Recessions are, by one admittedly strained measure, like pregnancy: Both are an either/or proposition. Your belly, or your economy, is either growing or it’s not. There are no gradations.
For a while, too, you can hide both from view. Slip on a muumuu, or hedonically adjust the bejeezus out of the economic data you release to the masses, and all seems normal to everyone. Until suddenly it’s not. Suddenly you’re showing. And when you’re showing, everyone knows the truth — someone’s been fooling around.
Well, let me tell you, soon enough headline numbers will show the Federal Reserve has been fooling around.
The realization will not be good for the dollar, though, I suspect, gold will have a grand ol’ time with what’s now traveling our way…
A recent spate of numbers I want to share you:
- The Atlanta branch of the Federal Reserve, with an uncanny accuracy in estimating the GDP before its release, has a fourth-quarter GDP growth expectation now at just 0.7%. Given the magic with which the government massages economic data, that 0.7% could really be closer to zero-point-zero. Whatever the case, the cheerleaders and economic sycophants told us at the beginning of the quarter to expect 2.7% growth. Oops!
- The Institute for Supply Management (ISM) posted in January the latest in a line of six consecutive months of increasingly lower readings for its ISM Manufacturing Index. The last two months have seen back-to-back readings below 50, a sign of contraction and routinely indicative of a coming recession.
- Same for the ISM’s Purchasing Managers Index, another recession marker.
- The Producer Price Index has been heading south since the summer of 2015: recessionary in its direction.
- The Empire State Manufacturing Index, a key gauge of manufacturing in the important and manufacturing-heavy New York region, plunged into negative territory, yet another worrisome sign of recession in the wind.
- And rail-freight traffic volumes have been declining at a pace seen only five times previously. Four of those lead into a recession, the fifth was a function of horrendous weather — and so far winter has caused no transportation snafus. Read into that what you will…
The stock market (down), the bond market (yields down; prices up), the gold market (up, more than 5% already this year) — they’re all saying that the Federal Reserve was fooling around when it raised rates in December.
The Fed told us all that the economic data supported the rate hike. Seems implausible, given that less than a month later all these recessionary numbers are flooding forth. But maybe the Fed really hasn’t a clue that the economy is weakening, despite its own Atlanta branch having a GDP model so prescient that other economists now mimic it.
Maybe the Fed knew but wanted to shut a whiny Wall Street up by dishing up a rate hike the Fed knew would ultimately collapse stock prices.
Maybe the Fed knew and, before recession hits, wanted a future rate cut in its quiver before having to move to negative interest rates in America.
Or, maybe the Fed didn’t know and the economy is suddenly falling apart that fast.
The data that seemed to move the Fed to act were the October and November employment reports that showed a bunch of jobs — though upon further research lots of those jobs were sort of made up through the extrapolation function the Bureau of Labor Statistics uses to gauge employment data, and many of the real and hypothetical jobs were in crummy-pay careers that do not support a middle-class economy.
Now, Wall Street is beating the drum for the Fed to beat a retreat from its December decision.
The Fed Can’t Hide Anymore
When it raised rates, the Fed told us that the future was looking so peachy that it could see raising rates as many as four times this year.
Not so probable anymore.
I’d bet we see a rate cut before we see another rate hike.

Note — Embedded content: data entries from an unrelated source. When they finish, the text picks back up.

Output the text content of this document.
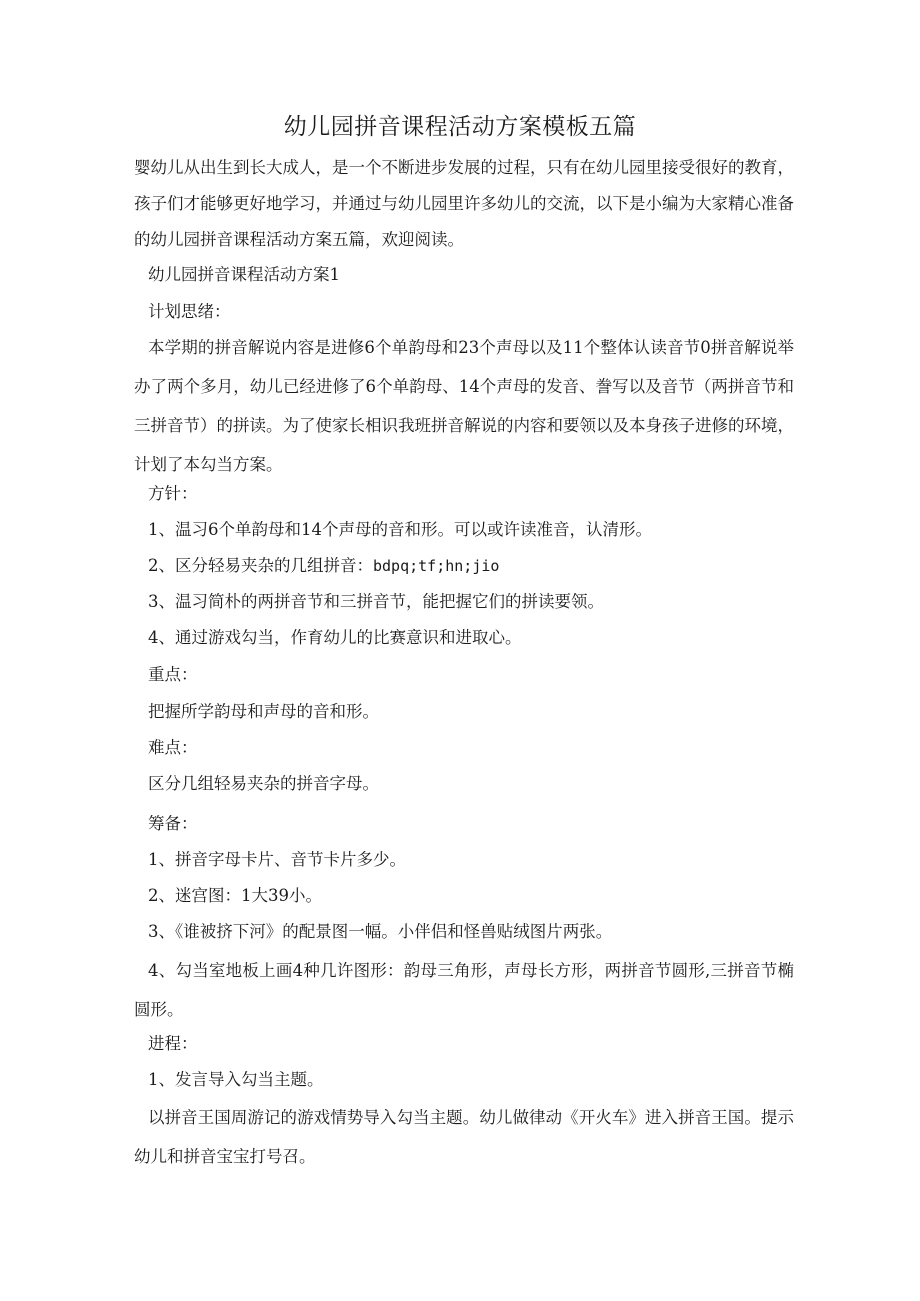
幼儿园拼音课程活动方案模板五篇
婴幼儿从出生到长大成人，是一个不断进步发展的过程，只有在幼儿园里接受很好的教育，孩子们才能够更好地学习，并通过与幼儿园里许多幼儿的交流，以下是小编为大家精心准备的幼儿园拼音课程活动方案五篇，欢迎阅读。
幼儿园拼音课程活动方案1
计划思绪：
本学期的拼音解说内容是进修6个单韵母和23个声母以及11个整体认读音节0拼音解说举办了两个多月，幼儿已经进修了6个单韵母、14个声母的发音、誊写以及音节（两拼音节和三拼音节）的拼读。为了使家长相识我班拼音解说的内容和要领以及本身孩子进修的环境，计划了本勾当方案。
方针：
1、温习6个单韵母和14个声母的音和形。可以或许读准音，认清形。
2、区分轻易夹杂的几组拼音：bdpq;tf;hn;jio
3、温习简朴的两拼音节和三拼音节，能把握它们的拼读要领。
4、通过游戏勾当，作育幼儿的比赛意识和进取心。
重点：
把握所学韵母和声母的音和形。
难点：
区分几组轻易夹杂的拼音字母。
筹备：
1、拼音字母卡片、音节卡片多少。
2、迷宫图：1大39小。
3、《谁被挤下河》的配景图一幅。小伴侣和怪兽贴绒图片两张。
4、勾当室地板上画4种几许图形：韵母三角形，声母长方形，两拼音节圆形,三拼音节椭圆形。
进程：
1、发言导入勾当主题。
以拼音王国周游记的游戏情势导入勾当主题。幼儿做律动《开火车》进入拼音王国。提示幼儿和拼音宝宝打号召。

The Street is already in conniption mode, and probabilities are good that we’ll see a recession blow through Main Street. Another rate hike would put the already preciously positioned U.S. economy careening toward an even-sharper slowdown that jeopardizes lots of very real jobs. The Fed can’t cotton to that. Won’t cotton it, actually.
Today, when the Fed announces the verdict in its January deliberations, it will offer up milquetoast analysis. Probably say something about noting the slowdown in economic activity recently and how it will closely monitor coming data points before its next meeting in March … but that it sees no imminent signs of worry.
I’m telling you to worry!
The signs are there. They’re all over the place.
Grab you a handful of gold — some bullion, some old gold coins in various denominations from Switzerland, the Netherlands, France and elsewhere. Sign up for an automatic gold-purchase plan at EverBank for as little as a $100 a month. (For the sake of full disclosure, we receive a marketing fee based on our relationship with EverBank. But, honestly, we’d work with them regardless.) Just do something to own physical gold at current levels.
A recession will force the Fed to abandon its notion of any more rate hikes this year, and most likely will have Fed governors reversing their December hike. The muumuu is off, and it’s clear the Fed has been fooling around.